Dadurch wird deutlich, dass die im KiTaG vorgesehene Qualifizierung („25-Tage-Regelung“) nicht ausreicht, um die pädagogischen Grundlagen und pädagogischen Basiskompetenzen zu erlernen. Dies wird von der Gruppe der „nicht-einschlägig“ Qualifizierten auch selbst so gesehen.
Die „einschlägig-traditionell“ qualifizierten Fachkräfte zeigen sich weniger zufrieden mit der Team- und Arbeitssituation in multiprofessionellen Teams. Sie sehen sich einer höheren Arbeitsbelastung ausgesetzt, da sie Defizite auffangen und ausgleichen müssen. Ihre anfängliche Aufgeschlossenheit gegenüber multiprofessionellen Teams nimmt im Verlauf des Untersuchungszeitraums ab.
Die aus der Studie abgeleiteten Handlungsempfehlungen machen diese Problematik ebenfalls deutlich. So wird an die Trägerebene appelliert, „nicht-einschlägig“ qualifiziertes Personal nicht oder nur teilweise auf den allgemeinen Personalschlüssel anzurechnen, solange ihnen die erforderlichen pädagogischen und bildungsbezogenen Grundlagen fehlen.

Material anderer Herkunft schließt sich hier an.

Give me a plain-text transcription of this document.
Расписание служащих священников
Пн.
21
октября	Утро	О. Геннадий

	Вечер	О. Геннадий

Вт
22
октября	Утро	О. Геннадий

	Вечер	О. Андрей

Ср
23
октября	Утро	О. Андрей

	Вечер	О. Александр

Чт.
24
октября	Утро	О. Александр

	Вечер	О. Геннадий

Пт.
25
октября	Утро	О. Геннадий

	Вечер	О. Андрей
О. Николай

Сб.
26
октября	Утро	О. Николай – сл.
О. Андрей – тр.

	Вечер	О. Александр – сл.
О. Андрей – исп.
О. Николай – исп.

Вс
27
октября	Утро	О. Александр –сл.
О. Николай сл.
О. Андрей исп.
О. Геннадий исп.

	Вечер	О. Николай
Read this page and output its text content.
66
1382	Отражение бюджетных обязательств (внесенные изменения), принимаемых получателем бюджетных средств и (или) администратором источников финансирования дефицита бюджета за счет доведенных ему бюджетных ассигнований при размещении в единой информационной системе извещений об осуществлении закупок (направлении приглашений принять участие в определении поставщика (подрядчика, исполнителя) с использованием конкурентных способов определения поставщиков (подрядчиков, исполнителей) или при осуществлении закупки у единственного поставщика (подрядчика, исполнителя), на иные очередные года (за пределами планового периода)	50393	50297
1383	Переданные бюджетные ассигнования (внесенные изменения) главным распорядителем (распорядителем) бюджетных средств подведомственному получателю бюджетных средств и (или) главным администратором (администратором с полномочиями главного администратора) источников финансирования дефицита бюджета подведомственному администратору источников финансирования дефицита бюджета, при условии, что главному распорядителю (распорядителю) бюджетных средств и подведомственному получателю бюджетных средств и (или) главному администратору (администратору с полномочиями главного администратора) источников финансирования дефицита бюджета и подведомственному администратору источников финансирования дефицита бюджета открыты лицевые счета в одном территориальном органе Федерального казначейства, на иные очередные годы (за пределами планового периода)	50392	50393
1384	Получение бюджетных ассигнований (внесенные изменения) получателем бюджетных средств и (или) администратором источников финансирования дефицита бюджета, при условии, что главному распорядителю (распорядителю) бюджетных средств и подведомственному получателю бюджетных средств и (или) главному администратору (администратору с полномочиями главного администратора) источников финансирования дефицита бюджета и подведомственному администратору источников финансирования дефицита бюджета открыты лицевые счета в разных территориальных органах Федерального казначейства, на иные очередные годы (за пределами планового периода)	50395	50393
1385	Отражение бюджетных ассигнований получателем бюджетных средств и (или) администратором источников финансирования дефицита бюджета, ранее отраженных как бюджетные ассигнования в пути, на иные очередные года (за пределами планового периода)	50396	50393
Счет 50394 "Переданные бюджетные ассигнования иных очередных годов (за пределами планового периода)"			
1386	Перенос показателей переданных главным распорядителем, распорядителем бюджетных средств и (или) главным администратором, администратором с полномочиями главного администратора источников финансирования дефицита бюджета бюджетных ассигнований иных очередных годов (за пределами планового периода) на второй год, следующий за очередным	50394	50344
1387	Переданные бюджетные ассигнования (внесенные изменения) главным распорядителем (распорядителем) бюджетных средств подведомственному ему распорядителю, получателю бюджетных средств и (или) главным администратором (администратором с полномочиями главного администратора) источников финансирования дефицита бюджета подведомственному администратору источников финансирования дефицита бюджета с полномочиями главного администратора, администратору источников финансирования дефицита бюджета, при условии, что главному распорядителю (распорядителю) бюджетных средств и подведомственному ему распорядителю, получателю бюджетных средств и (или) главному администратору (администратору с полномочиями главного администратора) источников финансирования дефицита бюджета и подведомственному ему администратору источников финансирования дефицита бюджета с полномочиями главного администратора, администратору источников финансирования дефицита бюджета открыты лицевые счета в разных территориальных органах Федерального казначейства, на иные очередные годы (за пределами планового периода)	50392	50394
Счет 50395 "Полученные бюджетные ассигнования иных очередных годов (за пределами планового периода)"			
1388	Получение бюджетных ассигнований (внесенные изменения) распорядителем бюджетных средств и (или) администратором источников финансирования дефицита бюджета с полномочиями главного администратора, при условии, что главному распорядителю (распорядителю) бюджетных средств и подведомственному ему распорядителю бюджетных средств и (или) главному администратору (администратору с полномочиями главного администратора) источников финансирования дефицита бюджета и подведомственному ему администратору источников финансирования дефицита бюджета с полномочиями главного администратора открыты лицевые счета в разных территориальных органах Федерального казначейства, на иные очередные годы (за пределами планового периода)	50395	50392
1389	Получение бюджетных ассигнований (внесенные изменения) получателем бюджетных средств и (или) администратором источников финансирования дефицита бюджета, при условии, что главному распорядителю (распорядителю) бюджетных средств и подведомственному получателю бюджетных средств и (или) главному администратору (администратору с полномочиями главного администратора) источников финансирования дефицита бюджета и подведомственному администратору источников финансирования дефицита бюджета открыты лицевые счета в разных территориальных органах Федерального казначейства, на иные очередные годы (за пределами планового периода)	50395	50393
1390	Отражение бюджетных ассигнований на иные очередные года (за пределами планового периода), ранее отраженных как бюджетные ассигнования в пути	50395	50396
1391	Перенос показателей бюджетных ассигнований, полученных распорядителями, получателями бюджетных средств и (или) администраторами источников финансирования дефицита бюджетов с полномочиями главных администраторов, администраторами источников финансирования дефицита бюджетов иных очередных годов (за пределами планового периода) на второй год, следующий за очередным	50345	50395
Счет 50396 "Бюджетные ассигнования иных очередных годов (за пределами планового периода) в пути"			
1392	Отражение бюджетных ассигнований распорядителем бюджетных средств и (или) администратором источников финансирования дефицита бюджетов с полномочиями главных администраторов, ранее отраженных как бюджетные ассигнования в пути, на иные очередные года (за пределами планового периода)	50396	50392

In Richtung der politischen Entscheidungsebene zielt die Empfehlung darauf, besonders für die „nicht-einschlägig“ Qualifizierten spezifische praxisintegrierte, modularisierte Weiterbildungsangebote („PIA plus“-Modell) für Heil-/Pflegeberufe zu entwickeln, die zu staatlich anerkannten Abschlüssen führen. Real bedeutet dies, dass die betroffenen Personen eine Erzieher/innenausbildung nachholen sollen.

Spezialwissen kommt nicht zum Tragen

Die Studie zeigt, dass die mit der Aufweichung des Fachkräfteparagrafen verbundenen Ziele bestenfalls formal erreicht werden. Es konnten zwar freie Stellen besetzt werden und Baden-Württemberg damit im Ländervergleich eine gute Betreuungsquote erreichen, über die Qualifikation der Beschäftigten in den Kindertageseinrichtungen sowie die Qualität der pädagogischen Arbeit sagt diese allerdings wenig aus.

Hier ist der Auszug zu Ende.